The trending usage of collection to send a political statement by fashion designers is one that is gaining much recognition. Fashion as a voice just like music has the power to cause a stir in the ever evolving human civilization. Throughout history, there have been many instances where fashion was used as a political statement to send out a message particularly to the authority.

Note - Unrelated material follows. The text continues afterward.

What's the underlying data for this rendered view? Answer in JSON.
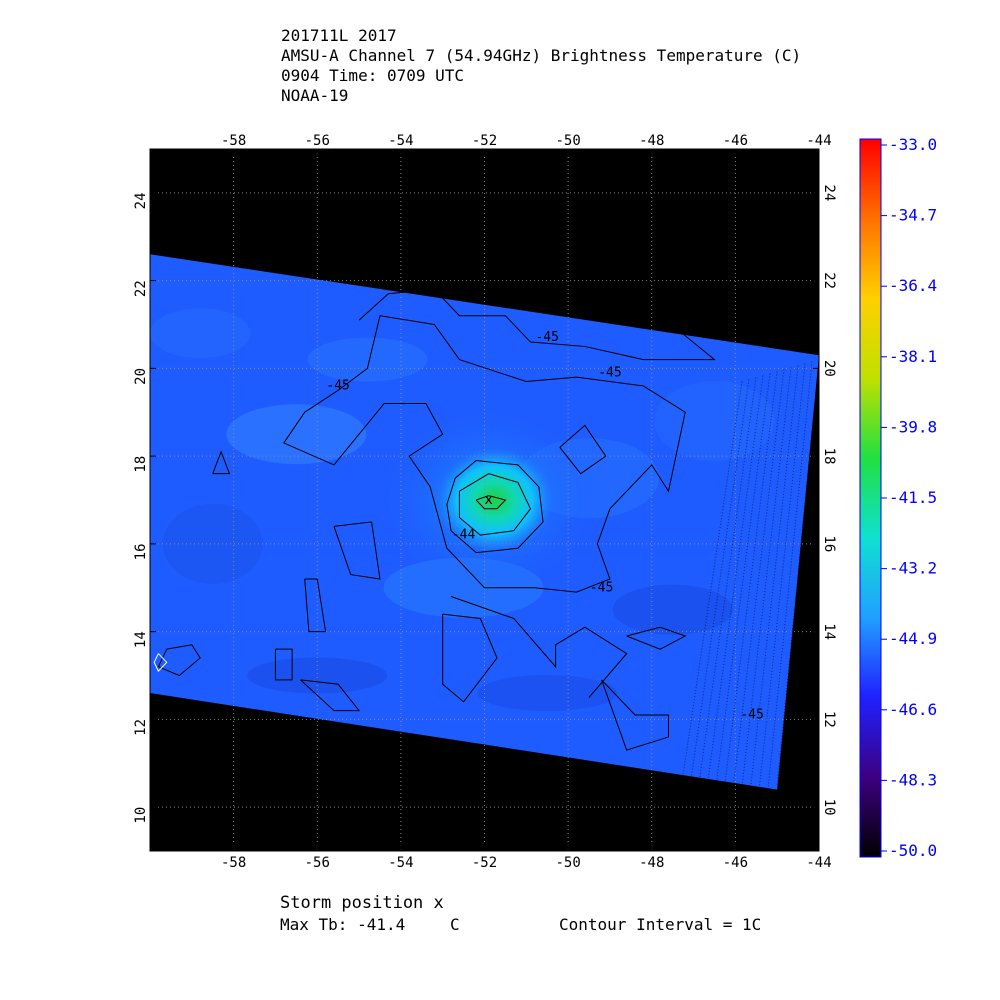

During the history of slavery in the United States, most African-Americans styled their hair in an attempt to mimic the styles of the predominantly white society in which they lived. In the 1960s and ’70s the Afro was adopted by both men and women and was a hairstyle that was due to the effect of the Civil Rights Movement, which brought a renewed sense of identity to the African-American community. This cultural movement marked a return to more natural, untreated hairstyles. The Afro became a powerful political symbol which reflected black pride and a rejection of notions of assimilation and integration. Similarly, African nationalists were irritated by the Afro’s adoption by African Americans as a symbol of their African heritage; they saw this trend as an example of Western arrogance. In contrast, the Afro’s popularity among African-Americans had already started to wane by the early 1970s. The introduction of the Afro to the mainstream and its adoption by people of non-African descent caused the Afro to lose its radical, political edge.
The Black Dandy
In Europe, dandified slaves had for the most part lived with masters in individual households, making their “masquerade” as elites much easier to manage. Blacks in fancy dress in the American colonial period therefore could either be a part of the luxury slave in which slaves and free people wore their master’s clothing, symbolizing a temporary, joyous power exchange. The dandyism on display allowed blacks and whites to imagine the potential of the enslaved, to visualize black social and economic mobility, education, and equality. These thoughts were so threatening for the majority that repressing them became a national concern.
Boot Lace Color Codes
In 1973 some groups of bareheaded youths, both black and white, started the practice known as “Paki bashing.” Viciously attacking South Asian immigrants in the UK became an ugly fad in the late ’60s that carried over into the early ’70s, when many skinheads started to take an active interest in the rise of the National Front, a white nationalist group. To help identify which ones were National Front sympathizers, skins took to color-coding the laces on their boots. Codes varied from town to town, but generally, white laces on a black boot meant you were a white power skinhead—and red laces sometimes meant you had spilled blood for the white power movement.
LGBT is and has always been a sensitive issue in most communities. Since the legalization of the LGBT by the past Obama’s Admistration, there has been a lot of fashion trends associated with the movement. From the rainbow colored flag to cross dressing by both genders. The Androgynous trends have been associated with fasmous designers such as Grayson Perry, Andrej Pejic and David Williams. Fashion designers who support the movement showcase their unique collection on runways without fear of stigmatization as it wouldn’t have been possible a few years back.
This includes politically bold statements inscribed in front of t-shirt and worn openly and freely. The said statement worn emphasizes on the democracy and freedom of speech practiced in the country.